At some point I opened the lunch that I had packed for myself early that morning. I ate the hot chicken sandwiches, leaving one at the foot of the gravestone for Thales. Then I drank the last few mouthfuls of water from the bottle that hung at my side. And, sitting there after lunch, staring as I had stared before I noticed something different. That is, that the valley is beautiful. And I noticed the care that some town planner had taken with the town. How the brutalist courthouse, the simple neo-classical town hall and the small neogothic cathedral stood out. And it was with some pleasure that I realised that the police station could in fact only be made out because of the tall ragged palm tree that grew on is pavement. Its rough spinney leaves were sculptured by the winds into the shape of a sangoma’s switch. I spent some time looking at that palm. It was, after all, the place where the man buried beneath me had spent his last moments of life. And with this, thoughts of both my son and husband came back to me and I spent the rest of my time up there wondering what I could have done differently in my life.
It was only when I leant on my umbrella to raise myself, the sand being unstable to stand on, that I stumbled backwards to a position behind Thales’s headstone. There I noticed that, on the back, was carved an alternative message, in smaller lettering. I sank back down to read it. ‘Although we did not know the man who is interred beneath, we recognise him as a fellow member of the guild of free traders. Thales, may you rest in peace under the shelter of this stone. This gravestone was donated by: Jacobson and Daughters’
It interested me that Jacobson and Daughters should have taken an interest in Thales’s death. It was certainly a remarkable thing to have done for a someone who, if it were not for this stone and a corrupted court record, would have been one of thousands of forgotten ‘vanished souls’ that were the victims of the previous regime. Of course, Jacobson and Daughters could well have erected this after the fall of the last administration.

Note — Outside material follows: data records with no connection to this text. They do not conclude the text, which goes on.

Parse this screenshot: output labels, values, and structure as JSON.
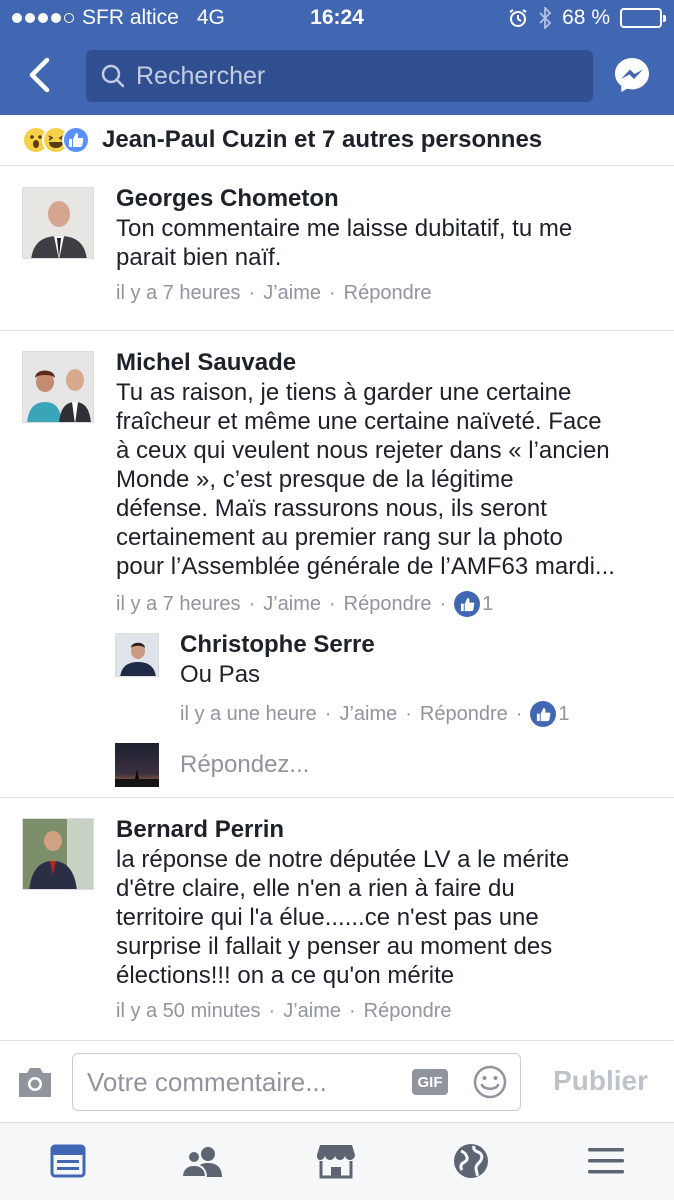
{
  "status_bar": {
    "carrier": "SFR altice",
    "network": "4G",
    "time": "16:24",
    "battery": "68 %",
    "battery_level": 0.68
  },
  "search": {
    "placeholder": "Rechercher"
  },
  "reactions": {
    "icons": [
      "wow-emoji",
      "haha-emoji",
      "like-icon"
    ],
    "summary": "Jean-Paul Cuzin et 7 autres personnes"
  },
  "comments": [
    {
      "author": "Georges Chometon",
      "lines": [
        "Ton commentaire me laisse dubitatif, tu me",
        "parait bien naïf."
      ],
      "time": "il y a 7 heures",
      "like_label": "J’aime",
      "reply_label": "Répondre"
    },
    {
      "author": "Michel Sauvade",
      "lines": [
        "Tu as raison, je tiens à garder une certaine",
        "fraîcheur et même une certaine naïveté. Face",
        "à ceux qui veulent nous rejeter dans « l’ancien",
        "Monde », c’est presque de la légitime",
        "défense. Maïs rassurons nous, ils seront",
        "certainement au premier rang sur la photo",
        "pour l’Assemblée générale de l’AMF63 mardi..."
      ],
      "time": "il y a 7 heures",
      "like_label": "J’aime",
      "reply_label": "Répondre",
      "likes": "1",
      "replies": [
        {
          "author": "Christophe Serre",
          "text": "Ou Pas",
          "time": "il y a une heure",
          "like_label": "J’aime",
          "reply_label": "Répondre",
          "likes": "1"
        }
      ],
      "reply_placeholder": "Répondez..."
    },
    {
      "author": "Bernard Perrin",
      "lines": [
        "la réponse de notre députée LV a le mérite",
        "d'être claire, elle n'en a rien à faire du",
        "territoire qui l'a élue......ce n'est pas une",
        "surprise il fallait y penser au moment des",
        "élections!!! on a ce qu'on mérite"
      ],
      "time": "il y a 50 minutes",
      "like_label": "J’aime",
      "reply_label": "Répondre"
    }
  ],
  "composer": {
    "placeholder": "Votre commentaire...",
    "gif_label": "GIF",
    "publish_label": "Publier"
  },
  "tabbar": [
    "news-feed-icon",
    "friends-icon",
    "marketplace-icon",
    "globe-icon",
    "menu-icon"
  ],
  "colors": {
    "brand": "#4267b2",
    "meta": "#90949c",
    "divider": "#dddfe2"
  }
}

Touching the stone and inspecting the lettering I realised that they certainly could have done this after the regime fell. But even then, why would they do that? I asked. It would hardly be necessary in a reactionary town like Albertsburg – a place whose population still had distinct sympathies for the processes of the past.
These thoughts occupied me as I made my way down the steep mountain path, using the steel point of my umbrella to stop myself from tumbling off the side of the sheer cliffs. There were certainly times during this descent when I began to feel slightly suspicious of Jacobson and Daughters. Could they have been involved in the crime? Could they have set the police on Thales? This could not be discounted. Their sponsorship of the stone certainly could have been part of a cover-up of the kind so often utilised by those who had once supported the previous government.